Pernahkah kamu ingin bertemu developer idolamu untuk ungkapkan seberapa besar pengaruh game mereka kepadamu, atau mungkin meminta langsung dengan beliau untuk membuat game bersamanya? Inilah mungkin yang dirasakan Davide Soliani, game director dari game terbaru Ubisoft untuk Nintendo Switch yang berhasil dapatkan review positif – Mario+Rabbids Kingdom Battle.
IGN yang wawancarai Soliani menanyakan berbagai hal akan bagaimana game ini bisa terealisasi, bagaimana rasanya bertemu sang desainer game legenda Shigeru Miyamoto dan bagaimana dirinya bisa bertarung antara menjaga profesionalisme sebagai developer dan penggemar beliau di waktu yang sama dalam video 8 menit berikut ini.
Davide Soliani jelaskan dirinya adalah penggemar Nintendo sejak kecil. Game Nintendo dan Shigeru Miyamoto lah yang menginspirasinya mengambil karir developer game. Saat pertama kali memasuki kantor Nintendo di Kyoto untuk temui sang legenda idolanya – Shigeru Miyamoto soal proyek crossover Rabbids dan Mario, dia akui ketakutan setengah mati. Dia merasa terbagi menjadi dua karakter, penggemar Nintendo yang ingin minta tanda tangan Miyamoto dan seorang developer profesional yang ingin presentasikan prototype-nya ke desainer legenda. Dia berhasil jaga profesionalisme sebagai developer didepan Miyamoto meskipun beberapa kali hilang konsentrasi karena berbagai hai seperti kaos kaki yang dipakai Miyamoto.
Nintendo setujui prototype dari Saloini dan timnya dengan satu syarat: “Jangan membuat game tersebut sebagai platform.” Mendengar syarat tersebut, Saloini dan timnya bawa satu hal yang tak pernah ada di mario game – senjata api.

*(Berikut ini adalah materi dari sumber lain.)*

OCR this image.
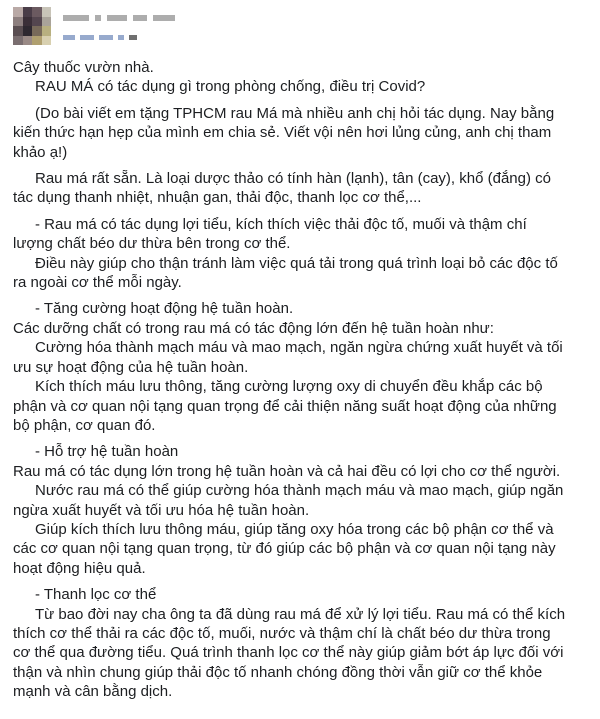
Cây thuốc vườn nhà.
RAU MÁ có tác dụng gì trong phòng chống, điều trị Covid?
(Do bài viết em tặng TPHCM rau Má mà nhiều anh chị hỏi tác dụng. Nay bằng
kiến thức hạn hẹp của mình em chia sẻ. Viết vội nên hơi lủng củng, anh chị tham
khảo ạ!)
Rau má rất sẵn. Là loại dược thảo có tính hàn (lạnh), tân (cay), khổ (đắng) có
tác dụng thanh nhiệt, nhuận gan, thải độc, thanh lọc cơ thể,...
- Rau má có tác dụng lợi tiểu, kích thích việc thải độc tố, muối và thậm chí
lượng chất béo dư thừa bên trong cơ thể.
Điều này giúp cho thận tránh làm việc quá tải trong quá trình loại bỏ các độc tố
ra ngoài cơ thể mỗi ngày.
- Tăng cường hoạt động hệ tuần hoàn.
Các dưỡng chất có trong rau má có tác động lớn đến hệ tuần hoàn như:
Cường hóa thành mạch máu và mao mạch, ngăn ngừa chứng xuất huyết và tối
ưu sự hoạt động của hệ tuần hoàn.
Kích thích máu lưu thông, tăng cường lượng oxy di chuyển đều khắp các bộ
phận và cơ quan nội tạng quan trọng để cải thiện năng suất hoạt động của những
bộ phận, cơ quan đó.
- Hỗ trợ hệ tuần hoàn
Rau má có tác dụng lớn trong hệ tuần hoàn và cả hai đều có lợi cho cơ thể người.
Nước rau má có thể giúp cường hóa thành mạch máu và mao mạch, giúp ngăn
ngừa xuất huyết và tối ưu hóa hệ tuần hoàn.
Giúp kích thích lưu thông máu, giúp tăng oxy hóa trong các bộ phận cơ thể và
các cơ quan nội tạng quan trọng, từ đó giúp các bộ phận và cơ quan nội tạng này
hoạt động hiệu quả.
- Thanh lọc cơ thể
Từ bao đời nay cha ông ta đã dùng rau má để xử lý lợi tiểu. Rau má có thể kích
thích cơ thể thải ra các độc tố, muối, nước và thậm chí là chất béo dư thừa trong
cơ thể qua đường tiểu. Quá trình thanh lọc cơ thể này giúp giảm bớt áp lực đối với
thận và nhìn chung giúp thải độc tố nhanh chóng đồng thời vẫn giữ cơ thể khỏe
mạnh và cân bằng dịch.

Sebuah ide gila untuk game mario yang biasanya kalahkan musuh dengan melompat dan hanya gunakan senjata tumpul, tapi Miyamoto langsung setujui ide tersebut karena mereka mampu seimbangkan ide tersebut tanpa merusak karakter dan dunia dari game Mario.
Nintendo kemudian meminta dia dan timnya perlihatkan playable prototype dalam waktu 3,5 minggu selanjutnya. Dan karena ambisi yang besar untuk membuat idolanya terkesan, dia membangun prototype yang tak hanya perlihatkan konsep dunia dari game ini saja tapi juga konsep gameplay lengkap dengan model 3D detil dan animasi dari Mario dan Luigi buatannya sendiri. Usahanya tak sia-sia, Miyamoto kagum dengan prototype-nya. Soliani akui hanya bisa terdiam dan menangis sangat mendengar ucapan “saya kagum” keluar dari mulut Miyamoto saat keluar dari kantor Nintendo.
Saat proyek ini ternyata bocor dan tersebar ke internet, Soliani bersama timnya langsung patah semangat. Banyak gamer berikan respon yang negatif dan pesimis terhadap proyeknya. Crossover ini dianggap sebagai lelucon besar dari Ubisoft dan diekspektasi akan jadi game buruk karena reputasi karakter Rabbids yang dikenal menjengkelkan dan ide yang terkesan konyol untuk mencampur adukkan franchise legenda dengan karakter paling dibenci di dunia gaming.
Pada acara E3 beberapa bulan yang lalu, Miyamoto hadir untuk perkenalkan game ini bersama CEO dari Ubisoft. Mereka perlihatkan gameplay dari game ini dan respon negatif saat pertama kali diumumkan di media berputar balik menjadi positif setelah gameplay terlihat jauh lebih baik dari ekspektasi. Mendengar tepuk tangan dari penonton sudah cukup untuk membangkitkan semangat Soliani dan timnya kembali. Tetapi momen paling tak terlupakan baginya adalah saat namanya dipanggil dan dipuji oleh Miyamoto langsung di pangggung yang ditonton jutaan gamer di seluruh dunia, hasilkan salah satu momen terindah dari E3 tahun ini.
Mario+Rabbids Kingdom Battle telah dirilis dan berhasil kejutkan para gamer. Game ini berhasil dapatkan review gemilang dari para kritik dan gamer untuk gameplay yang menyenangkan, boss yang unik dan tidak membuat karakter Rabbids menjengkelkan seperti biasanya. Semua ini berhasil dicapai dengan usaha, ambisi dan rasa cinta David Soliani bersama timnya terhadap Mario dan para gamer.
Pesan terakhir dari David Soliani untuk para anak muda yang tertarik menjadi developer game karena terinspirasi developer legenda seperti Miyamoto tak panjang: “Tetaplah berkerja keras dan pantang menyerah.”